Isnt it kind of obvious it is minukum when each square root expression is minimized so just set all the variables equal to zero and you got your answer..1 plus 2 plus 1 plus square root of 90...that's the answer..

Hi2 is it hard? Cant you conclude each variable should wqual zero to minimize the values under the square root and then just sum the result 1 pmus square root of 4 plus 1 plus square root of 10 plus 9 and you're done..

@@leif1075 Nope. x=y=z=0 do minimize the 1st three square roots, but on the 4th (on the right) you actually want to have some Z in order to minimize the (10-z)². Setting some Z ≠ 0 will actually "back propagate" into the other three square roots... Btw, the last square root is not √(10+9) like you say if z=0, but rather √(100+9) b/c the (10-z) is squared. With x=y=z=0 the end result would be 1+2+1+sqrt(109) = 14.44 which is bigger than the correct result of sqrt(149) = 12.2. Another (better) way to see it is to look at the geometrical interpretation at 6:42. If you make x=y=z=0 then you will not be drawing a straight line between the points (0,0) and (10,7). If you make all variables =0 you will actually draw a vertical line up to (0,4) followed by a line from (0,4) to (10,7). The actual x, y & z solutions to this problem are: x= 10/7 y= 30/7 z= 40/7

@@justpaulo but if you det z equal to nonzero, anythibf squared is positove and the sauare rootbof a larger number will necessarily be larger than that of a smaller number..and 10 minus z squared yes gives you the negative 20z term but also positive 3z and positive 100..so how does that not makebthe3value bigger?

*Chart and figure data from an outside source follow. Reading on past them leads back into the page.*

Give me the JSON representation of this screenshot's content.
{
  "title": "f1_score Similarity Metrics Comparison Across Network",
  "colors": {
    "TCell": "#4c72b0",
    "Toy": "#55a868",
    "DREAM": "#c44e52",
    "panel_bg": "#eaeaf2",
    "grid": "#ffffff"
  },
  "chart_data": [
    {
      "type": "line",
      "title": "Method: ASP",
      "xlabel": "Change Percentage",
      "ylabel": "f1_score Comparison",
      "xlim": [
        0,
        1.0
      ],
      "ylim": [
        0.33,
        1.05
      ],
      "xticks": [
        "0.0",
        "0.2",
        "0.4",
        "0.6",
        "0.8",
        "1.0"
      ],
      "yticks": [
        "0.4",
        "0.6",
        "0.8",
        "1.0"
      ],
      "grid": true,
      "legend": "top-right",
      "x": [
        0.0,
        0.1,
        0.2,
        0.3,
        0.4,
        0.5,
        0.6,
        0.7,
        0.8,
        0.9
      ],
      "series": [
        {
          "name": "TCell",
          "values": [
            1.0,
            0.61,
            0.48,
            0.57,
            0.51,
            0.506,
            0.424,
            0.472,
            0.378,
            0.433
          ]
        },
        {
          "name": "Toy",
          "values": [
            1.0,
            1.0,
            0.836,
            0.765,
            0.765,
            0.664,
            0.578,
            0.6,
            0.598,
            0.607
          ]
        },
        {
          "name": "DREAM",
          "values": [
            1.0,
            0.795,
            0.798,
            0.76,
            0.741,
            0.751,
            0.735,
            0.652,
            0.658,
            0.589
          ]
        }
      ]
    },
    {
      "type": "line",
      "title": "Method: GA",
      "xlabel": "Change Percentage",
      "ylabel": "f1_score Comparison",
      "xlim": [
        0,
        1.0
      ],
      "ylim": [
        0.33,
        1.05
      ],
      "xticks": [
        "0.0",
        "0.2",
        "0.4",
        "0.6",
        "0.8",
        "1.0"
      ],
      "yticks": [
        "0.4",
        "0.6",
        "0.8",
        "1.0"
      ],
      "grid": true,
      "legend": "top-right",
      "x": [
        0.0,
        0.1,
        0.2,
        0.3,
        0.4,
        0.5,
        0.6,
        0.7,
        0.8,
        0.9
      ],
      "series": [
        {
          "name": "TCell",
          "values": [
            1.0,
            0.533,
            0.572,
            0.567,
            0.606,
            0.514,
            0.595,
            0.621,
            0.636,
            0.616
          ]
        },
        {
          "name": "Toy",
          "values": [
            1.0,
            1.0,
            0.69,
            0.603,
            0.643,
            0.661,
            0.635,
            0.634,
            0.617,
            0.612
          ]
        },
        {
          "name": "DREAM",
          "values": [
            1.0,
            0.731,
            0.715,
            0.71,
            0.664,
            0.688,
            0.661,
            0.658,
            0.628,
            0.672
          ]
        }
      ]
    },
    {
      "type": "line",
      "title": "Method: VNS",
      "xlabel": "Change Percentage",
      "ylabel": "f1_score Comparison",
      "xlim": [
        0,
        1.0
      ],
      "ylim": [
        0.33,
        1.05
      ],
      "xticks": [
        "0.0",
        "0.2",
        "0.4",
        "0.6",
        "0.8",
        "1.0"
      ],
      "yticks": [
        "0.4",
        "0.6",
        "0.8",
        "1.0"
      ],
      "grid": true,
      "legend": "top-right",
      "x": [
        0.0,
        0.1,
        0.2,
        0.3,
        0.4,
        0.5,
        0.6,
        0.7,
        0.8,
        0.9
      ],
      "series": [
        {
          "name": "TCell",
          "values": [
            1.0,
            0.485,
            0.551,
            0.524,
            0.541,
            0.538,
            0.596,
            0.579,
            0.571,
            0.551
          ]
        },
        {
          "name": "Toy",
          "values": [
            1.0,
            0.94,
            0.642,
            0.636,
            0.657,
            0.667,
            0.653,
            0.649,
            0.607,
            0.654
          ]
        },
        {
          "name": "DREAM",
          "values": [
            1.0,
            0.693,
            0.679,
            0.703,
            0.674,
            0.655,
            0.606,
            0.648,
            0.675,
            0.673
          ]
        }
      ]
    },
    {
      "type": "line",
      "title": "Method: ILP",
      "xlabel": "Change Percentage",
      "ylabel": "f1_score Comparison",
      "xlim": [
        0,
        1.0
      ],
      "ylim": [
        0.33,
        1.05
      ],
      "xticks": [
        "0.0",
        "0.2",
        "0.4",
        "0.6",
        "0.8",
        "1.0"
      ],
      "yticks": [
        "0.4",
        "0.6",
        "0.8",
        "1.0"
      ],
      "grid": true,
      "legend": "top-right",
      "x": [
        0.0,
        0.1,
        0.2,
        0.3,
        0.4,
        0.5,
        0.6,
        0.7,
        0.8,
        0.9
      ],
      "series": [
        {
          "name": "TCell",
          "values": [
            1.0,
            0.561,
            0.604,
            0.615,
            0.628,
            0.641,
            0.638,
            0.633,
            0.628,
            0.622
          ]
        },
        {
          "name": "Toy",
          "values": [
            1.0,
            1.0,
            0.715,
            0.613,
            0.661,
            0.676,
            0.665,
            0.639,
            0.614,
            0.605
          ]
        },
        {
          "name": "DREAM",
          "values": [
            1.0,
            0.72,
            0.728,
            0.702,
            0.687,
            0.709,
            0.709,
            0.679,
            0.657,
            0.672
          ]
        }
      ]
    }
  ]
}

@@leif1075 The negative 20*z makes a big difference. For instance, if you make z=1, when compared to z=0, the z² term gives you a penalty of 1, but the -20z term gives you a bonus of -20. So z=1 makes the grand total smaller when compared to z=0. If you just google "graph (10-z)^2" you'll find out that it is a parabola which has a minimum at z=10. You can also try to convince yourself by calculating (10-z)² for several values of Z. Take for instance z=0 and z=10: z=0 => (10-z)² = 10² = 100 z=10 => (10-z)² = 0² = 0 This means that z=0 does not minimizes (10-z)² and therefore does not minimizes the sqrt( (10-z)² + 9). But z=10 does. However, if you make z=10 and keep y=0, now the 3rd term sqrt( (z-y)² + 1) is not =1 anymore, but rather =sqrt(101). Make y=10 to solve this problem and you just pushed the problem into the 2nd term. Make x=10 to minimize the 2nd term and now your 1st term becomes =sqrt(101).

In the calculus solution, she obtains the values x = 10/7, y = 30/7, and z = 40/7. So they're not "awful".